Although we always recommend using official stores when downloading applications on all platforms, even in these, as in the Android Store, sometimes we can find malicious tools. In fact recently we found two apps of phishing that were made to go through the official exchange application criptomon and Poloniex, so have already been removed from the Google Play after investigators signing security ESET notify to Google its existence. However it should be noted that the attackers have used the logo and visual identity of the same Poloniex to make users believe that it was a legitimate application, but also have taken advantage of the fact that this company has never released an official mobile application.
Due among other things that everything related to the cryptonnet, for one reason or another, is in everyone’s mouth lately, the false tools that were impersonating the aforementioned Poloniex managed to hold in the official Google store for almost a month. Both operated in the same way, users downloaded and installed the application and, once launched, they were asked to enter their access credentials to Poloniex.
Once those credentials were sent to the attackers, the application asked them to log in with their Google account, supposedly for a two-step security check.
Again phishing tools in the Android Play Store
Once all the terms are accepted and the requested credentials are entered, the false application requested permission to view and access our e-mails and settings, as well as to access the basic information of our profile.
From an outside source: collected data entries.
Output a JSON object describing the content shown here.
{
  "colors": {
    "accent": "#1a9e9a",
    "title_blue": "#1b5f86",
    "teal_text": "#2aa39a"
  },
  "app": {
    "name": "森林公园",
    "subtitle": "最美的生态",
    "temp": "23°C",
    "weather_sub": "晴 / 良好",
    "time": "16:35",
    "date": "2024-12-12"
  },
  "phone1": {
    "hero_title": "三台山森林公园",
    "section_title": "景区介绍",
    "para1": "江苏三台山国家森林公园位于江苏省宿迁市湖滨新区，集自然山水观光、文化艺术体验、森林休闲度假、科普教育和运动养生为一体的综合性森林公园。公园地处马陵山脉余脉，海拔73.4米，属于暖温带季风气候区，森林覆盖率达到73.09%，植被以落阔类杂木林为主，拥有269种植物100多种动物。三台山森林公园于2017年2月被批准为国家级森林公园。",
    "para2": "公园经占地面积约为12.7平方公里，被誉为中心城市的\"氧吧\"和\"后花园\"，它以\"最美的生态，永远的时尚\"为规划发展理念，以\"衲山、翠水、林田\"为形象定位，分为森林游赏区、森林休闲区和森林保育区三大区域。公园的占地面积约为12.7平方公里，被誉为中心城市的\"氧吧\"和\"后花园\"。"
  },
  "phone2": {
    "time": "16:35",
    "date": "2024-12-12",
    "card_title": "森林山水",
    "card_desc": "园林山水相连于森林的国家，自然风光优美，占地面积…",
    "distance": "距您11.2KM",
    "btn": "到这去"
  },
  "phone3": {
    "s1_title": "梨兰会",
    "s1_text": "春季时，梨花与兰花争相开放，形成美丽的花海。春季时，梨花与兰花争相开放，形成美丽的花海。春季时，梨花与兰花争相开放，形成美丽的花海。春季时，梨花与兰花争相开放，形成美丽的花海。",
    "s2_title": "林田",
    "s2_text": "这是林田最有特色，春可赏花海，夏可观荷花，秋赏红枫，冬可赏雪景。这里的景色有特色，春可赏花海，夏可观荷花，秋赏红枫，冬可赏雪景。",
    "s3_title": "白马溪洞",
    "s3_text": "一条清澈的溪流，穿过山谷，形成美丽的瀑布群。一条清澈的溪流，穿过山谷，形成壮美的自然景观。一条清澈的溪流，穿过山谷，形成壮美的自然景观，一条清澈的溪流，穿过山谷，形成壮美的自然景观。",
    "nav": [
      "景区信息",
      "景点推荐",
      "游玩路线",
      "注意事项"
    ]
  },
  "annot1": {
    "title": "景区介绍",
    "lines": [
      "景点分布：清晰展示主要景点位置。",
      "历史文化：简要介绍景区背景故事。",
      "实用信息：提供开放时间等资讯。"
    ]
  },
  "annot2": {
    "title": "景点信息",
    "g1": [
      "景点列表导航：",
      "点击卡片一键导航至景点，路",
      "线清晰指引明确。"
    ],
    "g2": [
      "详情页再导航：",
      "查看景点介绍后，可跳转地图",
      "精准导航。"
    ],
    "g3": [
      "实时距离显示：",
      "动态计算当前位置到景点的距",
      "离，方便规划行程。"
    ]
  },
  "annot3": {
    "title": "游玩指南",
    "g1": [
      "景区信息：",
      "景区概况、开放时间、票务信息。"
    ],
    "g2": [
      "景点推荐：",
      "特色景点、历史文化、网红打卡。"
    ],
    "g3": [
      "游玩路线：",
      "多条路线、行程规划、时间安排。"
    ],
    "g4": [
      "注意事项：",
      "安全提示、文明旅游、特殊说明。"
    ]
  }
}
Therefore, once this permission has been granted and in order for everything to appear functional and legitimate, the tool directs users to the mobile version of the Poloniex site.
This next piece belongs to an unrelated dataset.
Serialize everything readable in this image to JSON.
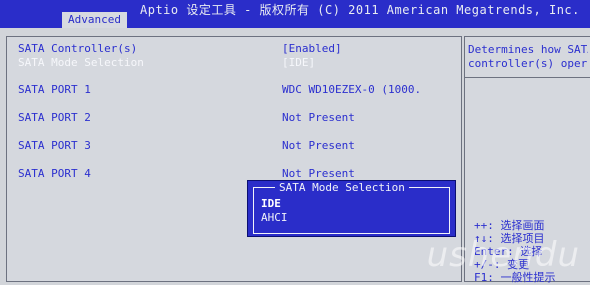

However, with access to the user’s Poloniex account as well as the associated Gmail account , attackers can now conduct transactions using the compromised account and delete any notification about login and unauthorized transactions from the inbox of the victim. Similarly, users who have fallen into the trap but who had 2-factor authentication (2FA) enabled in their Poloniex account, would be safe from being stolen, although, yes, if they have given access to their account Gmail , they should change their password as soon as possible, and the same should be done in the Poloniex account.